Heitor, é claro, permanecia alheio atrás de sua porta fechada. Ou talvez, ele simplesmente não se importasse. A porta, grossa e à prova de som, era uma barreira, não apenas para o barulho de fora, mas para a realidade de seu favoritismo descarado, seu desprezo por aqueles que pacientemente seguiam suas regras. Era uma barreira que me mantinha do lado de fora.
Fiquei sentada ali, minha mente uma bagunça turbulenta. Eu, sua esposa por quase uma década, fui obrigada a esperar indefinidamente, enquanto sua estagiária, Kaila, entrava sem hora marcada. O mundo dele girava em torno dela, não de mim. Eu era apenas uma relíquia descartada, uma parte esquecida de seu passado. As regras se aplicavam a todos os outros. Não a ela. E certamente não a mim, não mais.
Os minutos se arrastaram pelo que pareceram horas. O zumbido silencioso do ar condicionado, o farfalhar de jornais, as conversas abafadas – tudo isso me irritava. As reclamações dos outros clientes ficaram mais altas, mais insistentes. Mas a porta permaneceu teimosamente fechada.
Finalmente, depois do que pareceu uma eternidade, a porta se abriu com um rangido. Kaila emergiu, o rosto corado, um sorriso triunfante nos lábios. Seus olhos encontraram os meus do outro lado da sala e, por um segundo fugaz, seu sorriso se alargou, uma pitada de algo presunçoso, vitorioso, em suas profundezas. Ela sabia exatamente o que estava fazendo. Ela sabia que eu estava esperando.
Então Heitor apareceu na porta, seus olhos percorrendo a sala de espera. Eles pousaram em mim e, por uma fração de segundo, vi um lampejo de surpresa, talvez até um toque de desconforto. Mas desapareceu rapidamente, substituído por sua habitual postura fria e profissional.
"Próximo," ele chamou, sua voz desprovida de qualquer calor ou reconhecimento. Ele olhou além de mim, além dos outros clientes que esperavam, como se eu fosse apenas mais um nome em uma lista.
Ele não me reconheceu. Ele não perguntou por que eu estava lá. Ele apenas se virou, e a porta pesada se fechou atrás dele mais uma vez, me selando do lado de fora. De novo.

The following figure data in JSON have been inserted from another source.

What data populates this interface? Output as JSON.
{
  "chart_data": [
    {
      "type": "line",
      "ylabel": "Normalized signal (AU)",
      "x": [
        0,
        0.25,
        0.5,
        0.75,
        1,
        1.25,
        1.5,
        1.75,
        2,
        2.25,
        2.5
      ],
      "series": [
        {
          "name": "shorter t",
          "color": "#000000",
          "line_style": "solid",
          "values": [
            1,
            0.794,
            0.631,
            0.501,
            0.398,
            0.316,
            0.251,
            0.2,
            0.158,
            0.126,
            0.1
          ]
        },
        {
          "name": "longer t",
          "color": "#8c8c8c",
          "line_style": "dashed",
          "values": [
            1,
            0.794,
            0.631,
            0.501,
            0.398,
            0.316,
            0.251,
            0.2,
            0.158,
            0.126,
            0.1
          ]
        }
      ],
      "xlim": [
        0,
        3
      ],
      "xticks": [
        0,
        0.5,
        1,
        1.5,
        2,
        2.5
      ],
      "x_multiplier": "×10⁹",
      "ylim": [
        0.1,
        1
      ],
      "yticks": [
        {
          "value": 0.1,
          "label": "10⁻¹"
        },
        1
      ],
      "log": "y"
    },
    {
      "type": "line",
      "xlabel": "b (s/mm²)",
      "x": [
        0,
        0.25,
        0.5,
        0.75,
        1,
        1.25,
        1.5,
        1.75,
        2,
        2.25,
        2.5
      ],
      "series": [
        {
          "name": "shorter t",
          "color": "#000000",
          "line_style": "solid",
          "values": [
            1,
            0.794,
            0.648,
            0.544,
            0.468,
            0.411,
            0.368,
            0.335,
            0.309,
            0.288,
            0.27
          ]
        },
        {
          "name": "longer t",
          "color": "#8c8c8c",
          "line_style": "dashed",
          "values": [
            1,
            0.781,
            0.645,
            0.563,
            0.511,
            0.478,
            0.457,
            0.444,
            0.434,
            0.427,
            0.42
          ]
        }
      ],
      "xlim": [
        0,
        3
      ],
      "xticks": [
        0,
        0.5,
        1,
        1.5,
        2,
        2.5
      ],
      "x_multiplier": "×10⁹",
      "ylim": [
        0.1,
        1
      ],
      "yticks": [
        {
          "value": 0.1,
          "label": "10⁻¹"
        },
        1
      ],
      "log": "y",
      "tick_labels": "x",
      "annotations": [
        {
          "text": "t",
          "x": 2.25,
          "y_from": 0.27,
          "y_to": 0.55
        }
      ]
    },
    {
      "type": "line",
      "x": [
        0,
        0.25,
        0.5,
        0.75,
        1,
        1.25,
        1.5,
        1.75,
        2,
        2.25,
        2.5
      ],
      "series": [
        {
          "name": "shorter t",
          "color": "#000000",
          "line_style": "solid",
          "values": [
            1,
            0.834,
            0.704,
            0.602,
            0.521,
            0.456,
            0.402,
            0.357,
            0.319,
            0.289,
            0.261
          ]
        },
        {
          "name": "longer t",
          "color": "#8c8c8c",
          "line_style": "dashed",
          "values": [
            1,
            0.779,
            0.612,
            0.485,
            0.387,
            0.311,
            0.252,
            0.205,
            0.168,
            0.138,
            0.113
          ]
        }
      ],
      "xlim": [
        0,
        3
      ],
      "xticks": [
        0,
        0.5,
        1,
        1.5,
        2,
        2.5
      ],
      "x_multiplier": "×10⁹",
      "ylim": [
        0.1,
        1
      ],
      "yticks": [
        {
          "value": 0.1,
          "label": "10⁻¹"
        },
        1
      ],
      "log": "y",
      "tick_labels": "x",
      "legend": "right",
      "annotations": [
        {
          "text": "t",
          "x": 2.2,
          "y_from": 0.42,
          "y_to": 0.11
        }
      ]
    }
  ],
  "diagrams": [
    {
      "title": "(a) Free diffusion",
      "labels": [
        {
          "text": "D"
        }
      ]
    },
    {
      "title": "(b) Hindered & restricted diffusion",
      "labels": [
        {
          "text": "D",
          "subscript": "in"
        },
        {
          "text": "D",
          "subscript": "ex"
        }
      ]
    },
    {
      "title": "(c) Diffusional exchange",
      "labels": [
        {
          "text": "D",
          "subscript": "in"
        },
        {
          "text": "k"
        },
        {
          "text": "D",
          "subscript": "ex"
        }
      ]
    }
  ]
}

Fiquei sentada ali, entorpecida, até que a recepcionista começou a apagar as luzes, anunciando o horário de fechamento. Os outros clientes, derrotados, pegaram suas coisas e saíram. Eu fui a última.
Levantei-me, minhas pernas rígidas, e caminhei em direção ao elevador. Bem quando as portas estavam prestes a se fechar, eu os vi. Heitor e Kaila, caminhando lado a lado, seus ombros quase se tocando. Kaila estava rindo, um som leve e arejado, e Heitor sorria para ela, um sorriso genuíno e desprotegido que revirou meu estômago.
"Heitor," eu chamei, minha voz crua, desesperada.
Ele parou, seu sorriso desaparecendo. Kaila enrijeceu ao lado dele, sua mão sutilmente escorregando de seu braço. Ele se virou, uma carranca impaciente no rosto.
"Cora? O que você ainda está fazendo aqui?" ele perguntou, seu tom carregado de aborrecimento. "Você mudou de ideia sobre os papéis? Já está se arrependendo?" Ele sorriu com desdém, aquele brilho familiar e arrogante em seus olhos. "Tentando voltar rastejando, é?"
Minha mão disparou, agarrando seu antebraço. Meus dedos se fecharam em seu bíceps, segurando-o como se minha vida dependesse disso. "Não, Heitor, não estou aqui por isso," eu disse, minha voz tremendo. "É a Aline. Minha irmã. Ela... ela foi agredida. Pelo chefe dela, Kevin Bauer. Ele é poderoso, bem relacionado. Ela precisa de ajuda legal. Ela precisa da sua ajuda."
Minha voz falhou. "Ele usou a posição dele, Heitor. Ele a destruiu. Ela está quebrada. Por favor. Você é o melhor. Você tem que pegar o caso dela. Por favor."